Abstract

Because speech acquisition begins with sensorimotor activity (i.e. babbling and imitation of speech items in order to learn articulatory–acoustic relations) as well as with semantic cognitive processing (i.e. linking phonetic items with concepts), distinctiveness as well as phonetic–phonological features emerge early in speech acquisition. Based on a biologically inspired model of speech processing, using interconnected growing self-organizing maps (I-GSOMs), the phonetic–phonological interface is described here in terms of a numerical computer-implemented model. By simulating early phases of speech acquisition, it can be shown that vocalic features like low–high as well as consonantal features describing the manner of articulation (like plosive, fricative, nasal, lateral, etc.) already arise at sensorimotor levels.
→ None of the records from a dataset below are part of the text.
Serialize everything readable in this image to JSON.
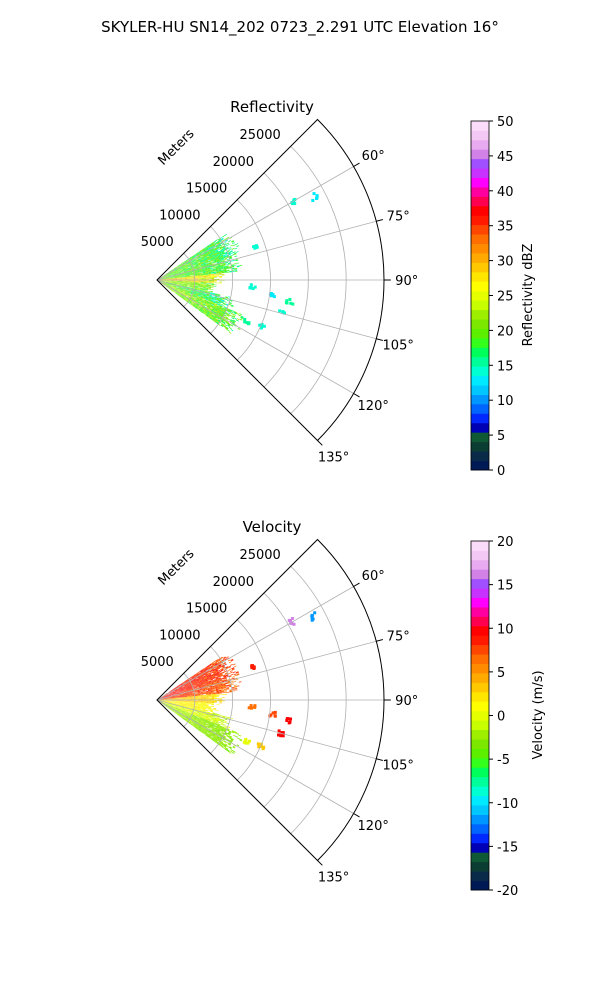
{
  "suptitle": "SKYLER-HU  SN14_202  0723_2.291 UTC Elevation 16°",
  "chart_data": [
    {
      "type": "polar-sector-radar",
      "title": "Reflectivity",
      "r_axis_label": "Meters",
      "r_ticks": [
        5000,
        10000,
        15000,
        20000,
        25000
      ],
      "r_max": 30000,
      "theta_range_deg": [
        45,
        135
      ],
      "theta_ticks_deg": [
        60,
        75,
        90,
        105,
        120,
        135
      ],
      "theta_tick_labels": [
        "60°",
        "75°",
        "90°",
        "105°",
        "120°",
        "135°"
      ],
      "grid": true,
      "data_extent_m": 14000,
      "colorbar": {
        "label": "Reflectivity dBZ",
        "min": 0,
        "max": 50,
        "ticks": [
          0,
          5,
          10,
          15,
          20,
          25,
          30,
          35,
          40,
          45,
          50
        ],
        "colors": [
          "#001a55",
          "#0a2a4a",
          "#0b3d33",
          "#0f5a34",
          "#0000b4",
          "#0028ff",
          "#0064ff",
          "#0096ff",
          "#00c8ff",
          "#00eaff",
          "#00ffd2",
          "#00ff9a",
          "#00ff5a",
          "#34ff1c",
          "#5cf000",
          "#7ce800",
          "#9eee00",
          "#c8ff00",
          "#e6ff00",
          "#ffff00",
          "#ffe600",
          "#ffc800",
          "#ffaa00",
          "#ff8c00",
          "#ff6e00",
          "#ff4600",
          "#ff1a00",
          "#ff0000",
          "#ff0050",
          "#ff00a0",
          "#ff00ff",
          "#c832ff",
          "#a050ff",
          "#d282e6",
          "#e8aaf0",
          "#f4c8f5",
          "#fadcfa"
        ]
      },
      "regions": [
        {
          "theta": [
            56,
            73
          ],
          "r": [
            0,
            11500
          ],
          "v": [
            13,
            24
          ]
        },
        {
          "theta": [
            73,
            84
          ],
          "r": [
            0,
            11200
          ],
          "v": [
            14,
            24
          ]
        },
        {
          "theta": [
            84,
            93
          ],
          "r": [
            0,
            9000
          ],
          "v": [
            20,
            34
          ]
        },
        {
          "theta": [
            93,
            103
          ],
          "r": [
            0,
            8000
          ],
          "v": [
            16,
            26
          ]
        },
        {
          "theta": [
            103,
            112
          ],
          "r": [
            0,
            10500
          ],
          "v": [
            12,
            24
          ]
        },
        {
          "theta": [
            112,
            126
          ],
          "r": [
            0,
            12500
          ],
          "v": [
            15,
            26
          ]
        }
      ],
      "scatter": [
        {
          "theta": 60,
          "r": 20800,
          "v": 14
        },
        {
          "theta": 62,
          "r": 23500,
          "v": 13
        },
        {
          "theta": 71,
          "r": 13500,
          "v": 14
        },
        {
          "theta": 94,
          "r": 12600,
          "v": 14
        },
        {
          "theta": 97,
          "r": 15500,
          "v": 13
        },
        {
          "theta": 99,
          "r": 17800,
          "v": 15
        },
        {
          "theta": 105,
          "r": 17000,
          "v": 14
        },
        {
          "theta": 114,
          "r": 15000,
          "v": 14
        },
        {
          "theta": 115,
          "r": 13000,
          "v": 15
        }
      ]
    },
    {
      "type": "polar-sector-radar",
      "title": "Velocity",
      "r_axis_label": "Meters",
      "r_ticks": [
        5000,
        10000,
        15000,
        20000,
        25000
      ],
      "r_max": 30000,
      "theta_range_deg": [
        45,
        135
      ],
      "theta_ticks_deg": [
        60,
        75,
        90,
        105,
        120,
        135
      ],
      "theta_tick_labels": [
        "60°",
        "75°",
        "90°",
        "105°",
        "120°",
        "135°"
      ],
      "grid": true,
      "data_extent_m": 14000,
      "colorbar": {
        "label": "Velocity (m/s)",
        "min": -20,
        "max": 20,
        "ticks": [
          -20,
          -15,
          -10,
          -5,
          0,
          5,
          10,
          15,
          20
        ],
        "colors": [
          "#001a55",
          "#0a2a4a",
          "#0b3d33",
          "#0f5a34",
          "#0000b4",
          "#0028ff",
          "#0064ff",
          "#0096ff",
          "#00c8ff",
          "#00eaff",
          "#00ffd2",
          "#00ff9a",
          "#00ff5a",
          "#34ff1c",
          "#5cf000",
          "#7ce800",
          "#9eee00",
          "#c8ff00",
          "#e6ff00",
          "#ffff00",
          "#ffe600",
          "#ffc800",
          "#ffaa00",
          "#ff8c00",
          "#ff6e00",
          "#ff4600",
          "#ff1a00",
          "#ff0000",
          "#ff0050",
          "#ff00a0",
          "#ff00ff",
          "#c832ff",
          "#a050ff",
          "#d282e6",
          "#e8aaf0",
          "#f4c8f5",
          "#fadcfa"
        ]
      },
      "regions": [
        {
          "theta": [
            56,
            73
          ],
          "r": [
            0,
            11500
          ],
          "v": [
            6,
            11
          ]
        },
        {
          "theta": [
            73,
            84
          ],
          "r": [
            0,
            11200
          ],
          "v": [
            5,
            10
          ]
        },
        {
          "theta": [
            84,
            93
          ],
          "r": [
            0,
            9000
          ],
          "v": [
            1,
            5
          ]
        },
        {
          "theta": [
            93,
            103
          ],
          "r": [
            0,
            8000
          ],
          "v": [
            0,
            3
          ]
        },
        {
          "theta": [
            103,
            112
          ],
          "r": [
            0,
            10500
          ],
          "v": [
            -3,
            2
          ]
        },
        {
          "theta": [
            112,
            126
          ],
          "r": [
            0,
            12500
          ],
          "v": [
            -4,
            -1
          ]
        }
      ],
      "scatter": [
        {
          "theta": 60,
          "r": 20800,
          "v": 16
        },
        {
          "theta": 62,
          "r": 23500,
          "v": -12
        },
        {
          "theta": 71,
          "r": 13500,
          "v": 9
        },
        {
          "theta": 94,
          "r": 12600,
          "v": 7
        },
        {
          "theta": 97,
          "r": 15500,
          "v": 8
        },
        {
          "theta": 99,
          "r": 17800,
          "v": 10
        },
        {
          "theta": 105,
          "r": 17000,
          "v": 10
        },
        {
          "theta": 114,
          "r": 15000,
          "v": 3
        },
        {
          "theta": 115,
          "r": 13000,
          "v": 0
        }
      ]
    }
  ]
}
This is reflected in our model by an ordering of syllables with respect to phonetic–phonological features at the level of an auditory based neural map. Other features like consonantal place of articulation (labial, apical, dorsal) as well as voiced–voiceless emerge at higher levels within our model, i.e. at the level of neural associations between a phonetic and a semantic neural map. It can be hypothesized from these findings that the phonetic–phonological interface does not appear as a clean cut within the speech processing system but as a broader zone within that system located between sensorimotor and semantic processing.